4a: Example of third order epistasis. Shown is the distribution of the pairwise effect of a given mutant pair (U2G,G6U) across all background genotypes with and without an additional mutant (G1A). The density plot on the right is the distribution of third order effects across all background genotypes.
4b: Histogram of mutant pairs that participate in a significant background-averaged third order effect. X-axis: number of distinct third order effects. Most mutant pairs participate in at least one third order effect.
4c: Histogram of individual mutants that participate in a significant background-averaged third order effect. X-axis: number of distinct third order effects. All individual mutants participate in at least 8 third order effects.
Extended Data 7c-d
7c: 3rd order effects are larger in magnitude when mutants are physically closer together. Y-axis: magnitude of background-averaged 3rd order effect. X-axis: Average distance between mutants (in nucleotides).

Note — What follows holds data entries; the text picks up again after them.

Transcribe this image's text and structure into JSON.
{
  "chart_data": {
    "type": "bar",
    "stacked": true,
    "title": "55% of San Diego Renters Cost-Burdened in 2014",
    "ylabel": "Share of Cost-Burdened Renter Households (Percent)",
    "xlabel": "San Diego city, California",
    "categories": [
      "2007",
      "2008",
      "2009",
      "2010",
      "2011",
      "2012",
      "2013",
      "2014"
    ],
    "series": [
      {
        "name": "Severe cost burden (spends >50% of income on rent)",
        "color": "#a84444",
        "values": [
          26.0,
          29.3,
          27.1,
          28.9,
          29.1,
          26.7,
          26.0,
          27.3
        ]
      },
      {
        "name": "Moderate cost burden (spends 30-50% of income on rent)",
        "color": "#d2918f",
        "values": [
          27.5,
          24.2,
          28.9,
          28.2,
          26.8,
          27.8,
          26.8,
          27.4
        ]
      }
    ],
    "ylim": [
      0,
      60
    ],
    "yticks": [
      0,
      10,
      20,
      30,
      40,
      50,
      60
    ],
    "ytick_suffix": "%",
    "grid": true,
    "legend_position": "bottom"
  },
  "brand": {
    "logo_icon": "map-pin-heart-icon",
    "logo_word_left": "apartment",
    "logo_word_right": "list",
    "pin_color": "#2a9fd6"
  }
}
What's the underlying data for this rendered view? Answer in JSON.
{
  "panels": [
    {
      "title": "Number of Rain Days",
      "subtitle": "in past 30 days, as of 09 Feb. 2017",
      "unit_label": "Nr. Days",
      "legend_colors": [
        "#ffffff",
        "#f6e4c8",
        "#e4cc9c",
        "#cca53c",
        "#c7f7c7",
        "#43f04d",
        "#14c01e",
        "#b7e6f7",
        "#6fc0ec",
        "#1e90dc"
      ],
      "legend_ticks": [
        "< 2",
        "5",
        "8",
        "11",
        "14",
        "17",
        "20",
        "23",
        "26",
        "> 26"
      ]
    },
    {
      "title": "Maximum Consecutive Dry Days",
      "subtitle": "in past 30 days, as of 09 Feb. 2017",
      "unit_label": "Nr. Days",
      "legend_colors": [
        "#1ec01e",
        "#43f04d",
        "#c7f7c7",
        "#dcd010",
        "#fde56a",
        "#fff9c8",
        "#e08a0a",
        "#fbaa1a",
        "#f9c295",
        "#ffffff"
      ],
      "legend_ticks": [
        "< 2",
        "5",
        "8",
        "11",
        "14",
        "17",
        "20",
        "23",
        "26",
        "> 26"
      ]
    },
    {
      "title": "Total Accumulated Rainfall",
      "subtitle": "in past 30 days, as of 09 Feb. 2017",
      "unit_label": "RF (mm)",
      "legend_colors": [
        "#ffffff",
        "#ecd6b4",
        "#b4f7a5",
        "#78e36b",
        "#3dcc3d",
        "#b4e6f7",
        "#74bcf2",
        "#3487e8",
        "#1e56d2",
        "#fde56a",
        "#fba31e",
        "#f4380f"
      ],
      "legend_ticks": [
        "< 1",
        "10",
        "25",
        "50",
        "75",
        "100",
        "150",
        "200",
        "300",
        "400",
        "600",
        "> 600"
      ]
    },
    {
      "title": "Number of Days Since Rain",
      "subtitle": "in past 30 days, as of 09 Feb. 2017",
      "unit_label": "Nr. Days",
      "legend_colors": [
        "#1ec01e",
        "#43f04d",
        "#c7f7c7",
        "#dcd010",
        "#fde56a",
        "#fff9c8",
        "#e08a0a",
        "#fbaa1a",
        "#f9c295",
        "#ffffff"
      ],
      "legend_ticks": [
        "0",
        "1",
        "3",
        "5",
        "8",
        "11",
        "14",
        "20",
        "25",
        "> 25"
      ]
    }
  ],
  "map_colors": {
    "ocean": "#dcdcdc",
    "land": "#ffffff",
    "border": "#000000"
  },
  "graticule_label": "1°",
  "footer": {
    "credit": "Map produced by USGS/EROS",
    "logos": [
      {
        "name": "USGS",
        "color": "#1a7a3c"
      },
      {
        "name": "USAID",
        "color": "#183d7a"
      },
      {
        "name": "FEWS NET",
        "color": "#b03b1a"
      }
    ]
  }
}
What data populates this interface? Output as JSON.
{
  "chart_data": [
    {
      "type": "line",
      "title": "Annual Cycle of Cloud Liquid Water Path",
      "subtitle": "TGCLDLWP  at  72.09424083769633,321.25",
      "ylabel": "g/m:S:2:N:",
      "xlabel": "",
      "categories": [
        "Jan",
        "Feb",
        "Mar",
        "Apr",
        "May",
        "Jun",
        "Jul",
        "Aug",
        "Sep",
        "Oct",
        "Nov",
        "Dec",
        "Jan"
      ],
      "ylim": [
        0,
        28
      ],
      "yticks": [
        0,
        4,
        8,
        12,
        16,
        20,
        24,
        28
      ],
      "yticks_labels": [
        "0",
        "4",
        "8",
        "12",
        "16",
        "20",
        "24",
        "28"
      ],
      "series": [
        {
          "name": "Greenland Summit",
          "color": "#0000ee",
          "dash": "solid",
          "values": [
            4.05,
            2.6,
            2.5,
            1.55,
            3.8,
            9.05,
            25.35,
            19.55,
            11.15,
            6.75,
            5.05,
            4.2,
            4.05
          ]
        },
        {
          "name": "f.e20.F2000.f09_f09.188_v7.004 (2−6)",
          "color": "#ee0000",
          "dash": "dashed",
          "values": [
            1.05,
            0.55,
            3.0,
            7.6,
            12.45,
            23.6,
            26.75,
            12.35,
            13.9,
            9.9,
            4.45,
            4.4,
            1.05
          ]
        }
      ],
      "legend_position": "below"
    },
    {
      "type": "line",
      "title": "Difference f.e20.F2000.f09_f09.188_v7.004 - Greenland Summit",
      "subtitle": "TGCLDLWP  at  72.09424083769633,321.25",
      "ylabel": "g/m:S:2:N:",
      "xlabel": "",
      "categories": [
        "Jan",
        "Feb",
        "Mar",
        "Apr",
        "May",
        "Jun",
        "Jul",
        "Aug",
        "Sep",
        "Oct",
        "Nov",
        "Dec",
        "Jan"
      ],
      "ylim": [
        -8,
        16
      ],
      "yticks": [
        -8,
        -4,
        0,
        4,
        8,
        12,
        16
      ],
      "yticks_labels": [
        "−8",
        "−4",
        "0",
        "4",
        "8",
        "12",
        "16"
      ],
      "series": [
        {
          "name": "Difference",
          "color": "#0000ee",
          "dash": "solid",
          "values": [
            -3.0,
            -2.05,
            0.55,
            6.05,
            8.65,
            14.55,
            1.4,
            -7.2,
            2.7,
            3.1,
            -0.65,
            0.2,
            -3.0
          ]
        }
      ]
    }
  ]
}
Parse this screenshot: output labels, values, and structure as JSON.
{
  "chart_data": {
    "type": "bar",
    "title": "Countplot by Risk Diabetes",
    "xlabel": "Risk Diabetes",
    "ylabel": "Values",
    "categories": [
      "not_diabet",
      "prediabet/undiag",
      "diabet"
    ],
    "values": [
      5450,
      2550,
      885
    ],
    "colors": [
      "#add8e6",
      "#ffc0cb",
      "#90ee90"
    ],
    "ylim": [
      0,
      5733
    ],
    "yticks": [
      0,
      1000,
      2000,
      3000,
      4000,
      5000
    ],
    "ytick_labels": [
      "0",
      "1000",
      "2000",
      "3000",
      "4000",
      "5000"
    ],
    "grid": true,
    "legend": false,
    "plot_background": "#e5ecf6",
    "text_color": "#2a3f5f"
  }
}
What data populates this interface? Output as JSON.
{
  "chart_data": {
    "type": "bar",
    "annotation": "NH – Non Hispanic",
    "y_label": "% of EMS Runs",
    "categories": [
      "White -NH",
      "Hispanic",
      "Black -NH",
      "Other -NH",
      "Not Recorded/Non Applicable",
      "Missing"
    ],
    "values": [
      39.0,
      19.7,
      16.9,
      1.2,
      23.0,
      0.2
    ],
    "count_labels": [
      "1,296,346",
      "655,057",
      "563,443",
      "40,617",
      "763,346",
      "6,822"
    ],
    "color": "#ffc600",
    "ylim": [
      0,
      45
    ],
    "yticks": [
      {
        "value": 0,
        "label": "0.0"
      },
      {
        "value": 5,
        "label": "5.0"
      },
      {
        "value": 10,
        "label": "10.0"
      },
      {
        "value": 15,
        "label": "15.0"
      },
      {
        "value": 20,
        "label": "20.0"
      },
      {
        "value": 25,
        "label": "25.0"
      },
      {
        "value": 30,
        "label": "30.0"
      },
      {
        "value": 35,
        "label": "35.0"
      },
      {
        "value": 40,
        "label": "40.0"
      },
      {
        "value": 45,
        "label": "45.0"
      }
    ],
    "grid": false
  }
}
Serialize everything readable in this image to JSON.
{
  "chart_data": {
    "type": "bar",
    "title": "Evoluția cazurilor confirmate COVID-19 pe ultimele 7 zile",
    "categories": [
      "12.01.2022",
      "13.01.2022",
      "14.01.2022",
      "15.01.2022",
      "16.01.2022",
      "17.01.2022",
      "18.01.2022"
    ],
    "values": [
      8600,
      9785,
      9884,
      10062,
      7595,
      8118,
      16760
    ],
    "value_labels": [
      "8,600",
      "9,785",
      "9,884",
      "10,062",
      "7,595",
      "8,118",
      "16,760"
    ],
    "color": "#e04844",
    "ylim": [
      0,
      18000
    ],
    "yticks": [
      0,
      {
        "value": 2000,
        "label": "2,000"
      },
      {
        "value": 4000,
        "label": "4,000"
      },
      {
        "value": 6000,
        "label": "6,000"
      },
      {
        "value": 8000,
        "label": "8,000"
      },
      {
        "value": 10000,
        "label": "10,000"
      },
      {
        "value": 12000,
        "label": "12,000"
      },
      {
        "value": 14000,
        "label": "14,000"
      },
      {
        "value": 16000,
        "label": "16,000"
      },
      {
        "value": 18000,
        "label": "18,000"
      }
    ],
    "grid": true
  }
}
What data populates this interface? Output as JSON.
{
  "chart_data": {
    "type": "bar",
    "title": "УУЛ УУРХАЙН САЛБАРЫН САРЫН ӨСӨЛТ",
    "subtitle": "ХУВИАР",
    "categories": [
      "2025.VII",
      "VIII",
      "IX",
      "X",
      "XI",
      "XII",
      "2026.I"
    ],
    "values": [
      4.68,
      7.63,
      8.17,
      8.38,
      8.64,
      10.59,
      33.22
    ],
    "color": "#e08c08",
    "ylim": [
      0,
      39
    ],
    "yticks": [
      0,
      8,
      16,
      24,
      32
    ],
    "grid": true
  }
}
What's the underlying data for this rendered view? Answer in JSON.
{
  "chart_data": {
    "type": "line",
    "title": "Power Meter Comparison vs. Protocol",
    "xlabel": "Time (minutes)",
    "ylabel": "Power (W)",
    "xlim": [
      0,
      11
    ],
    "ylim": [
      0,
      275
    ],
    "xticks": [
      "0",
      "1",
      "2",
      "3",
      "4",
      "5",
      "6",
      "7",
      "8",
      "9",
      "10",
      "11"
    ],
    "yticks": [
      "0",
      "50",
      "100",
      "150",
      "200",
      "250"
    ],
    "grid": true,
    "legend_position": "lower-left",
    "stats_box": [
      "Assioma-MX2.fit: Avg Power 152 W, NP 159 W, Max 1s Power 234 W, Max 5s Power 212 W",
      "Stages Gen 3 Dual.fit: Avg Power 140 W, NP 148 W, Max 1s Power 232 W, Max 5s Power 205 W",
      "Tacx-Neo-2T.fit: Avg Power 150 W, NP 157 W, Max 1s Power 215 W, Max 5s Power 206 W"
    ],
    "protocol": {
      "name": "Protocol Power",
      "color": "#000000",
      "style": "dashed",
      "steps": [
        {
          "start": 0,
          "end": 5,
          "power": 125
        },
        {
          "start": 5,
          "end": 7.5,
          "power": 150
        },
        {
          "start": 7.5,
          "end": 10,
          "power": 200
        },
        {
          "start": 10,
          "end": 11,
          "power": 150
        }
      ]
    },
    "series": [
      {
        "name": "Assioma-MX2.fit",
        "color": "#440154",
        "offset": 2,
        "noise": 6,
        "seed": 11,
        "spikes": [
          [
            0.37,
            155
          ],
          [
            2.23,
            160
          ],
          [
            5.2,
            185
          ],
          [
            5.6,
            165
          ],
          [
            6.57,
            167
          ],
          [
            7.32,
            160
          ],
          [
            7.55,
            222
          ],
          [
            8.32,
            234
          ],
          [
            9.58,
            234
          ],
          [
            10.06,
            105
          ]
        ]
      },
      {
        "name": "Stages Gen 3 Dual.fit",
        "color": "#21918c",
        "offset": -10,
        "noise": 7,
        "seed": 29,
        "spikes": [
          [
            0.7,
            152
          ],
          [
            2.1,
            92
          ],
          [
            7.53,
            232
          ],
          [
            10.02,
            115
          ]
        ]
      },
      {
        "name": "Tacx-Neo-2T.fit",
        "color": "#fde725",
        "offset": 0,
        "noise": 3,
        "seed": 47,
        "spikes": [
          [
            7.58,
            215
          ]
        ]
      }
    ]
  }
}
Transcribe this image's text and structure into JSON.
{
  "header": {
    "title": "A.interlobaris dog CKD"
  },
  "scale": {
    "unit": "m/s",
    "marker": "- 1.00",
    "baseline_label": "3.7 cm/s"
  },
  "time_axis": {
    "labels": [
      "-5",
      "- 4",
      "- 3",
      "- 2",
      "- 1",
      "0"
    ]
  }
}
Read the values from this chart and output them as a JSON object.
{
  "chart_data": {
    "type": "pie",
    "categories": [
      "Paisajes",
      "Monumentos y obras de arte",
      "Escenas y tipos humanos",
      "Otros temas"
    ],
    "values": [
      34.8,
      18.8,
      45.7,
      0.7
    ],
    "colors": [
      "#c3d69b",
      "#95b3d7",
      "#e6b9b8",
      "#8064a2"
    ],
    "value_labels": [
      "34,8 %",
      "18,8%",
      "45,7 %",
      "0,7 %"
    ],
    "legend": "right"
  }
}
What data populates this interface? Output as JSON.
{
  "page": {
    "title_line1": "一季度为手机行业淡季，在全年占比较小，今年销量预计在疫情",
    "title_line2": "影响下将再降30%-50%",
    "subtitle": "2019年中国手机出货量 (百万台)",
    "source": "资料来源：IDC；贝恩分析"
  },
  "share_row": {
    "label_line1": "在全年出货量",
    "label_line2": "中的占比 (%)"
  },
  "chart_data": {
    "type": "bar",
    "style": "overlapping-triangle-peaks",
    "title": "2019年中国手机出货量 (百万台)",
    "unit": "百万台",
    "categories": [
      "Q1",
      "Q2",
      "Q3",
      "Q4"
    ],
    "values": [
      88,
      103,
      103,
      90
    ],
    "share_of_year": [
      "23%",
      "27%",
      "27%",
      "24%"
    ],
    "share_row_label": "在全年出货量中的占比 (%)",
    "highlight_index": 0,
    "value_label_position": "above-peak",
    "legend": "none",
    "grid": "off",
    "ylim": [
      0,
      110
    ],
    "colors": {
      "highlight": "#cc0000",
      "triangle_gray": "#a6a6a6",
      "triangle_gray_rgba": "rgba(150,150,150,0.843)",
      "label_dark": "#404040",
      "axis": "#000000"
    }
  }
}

7d: 3rd order effects are more likely to be negative when all 3 mutations are on the same strand.
4d: x-axis: all nth order effects. Each “column” represents a given nth order effect. y-axis: Proportion of background genotypes in which the given nth order effect is positive or negative.
4e: Prediction of log(fitness) from 1st order coefficients from either a single reference (which one, or is it all possible backgrounds?) or from background-averaged 1st order coefficients. _I’m assuming the author meant PVE = 22% on the left? How can it be negative? _
4f: Prediction of log(fitness) from only significant background-averaged epistatic terms (20 out of 256, \(256 = 2^8\) comes from the downsampling the genotypes for cross-validation which prevents 7th and 8th order coefficients from being computed). The fact that the phenotypes can be predicted well from a small number of epistatic terms suggests that they are sparse.
4g: Histogram of number of significant terms as a function of order. Top: absolute number of significant terms. Bottom: number of significant terms relative to the number of possible terms at each order.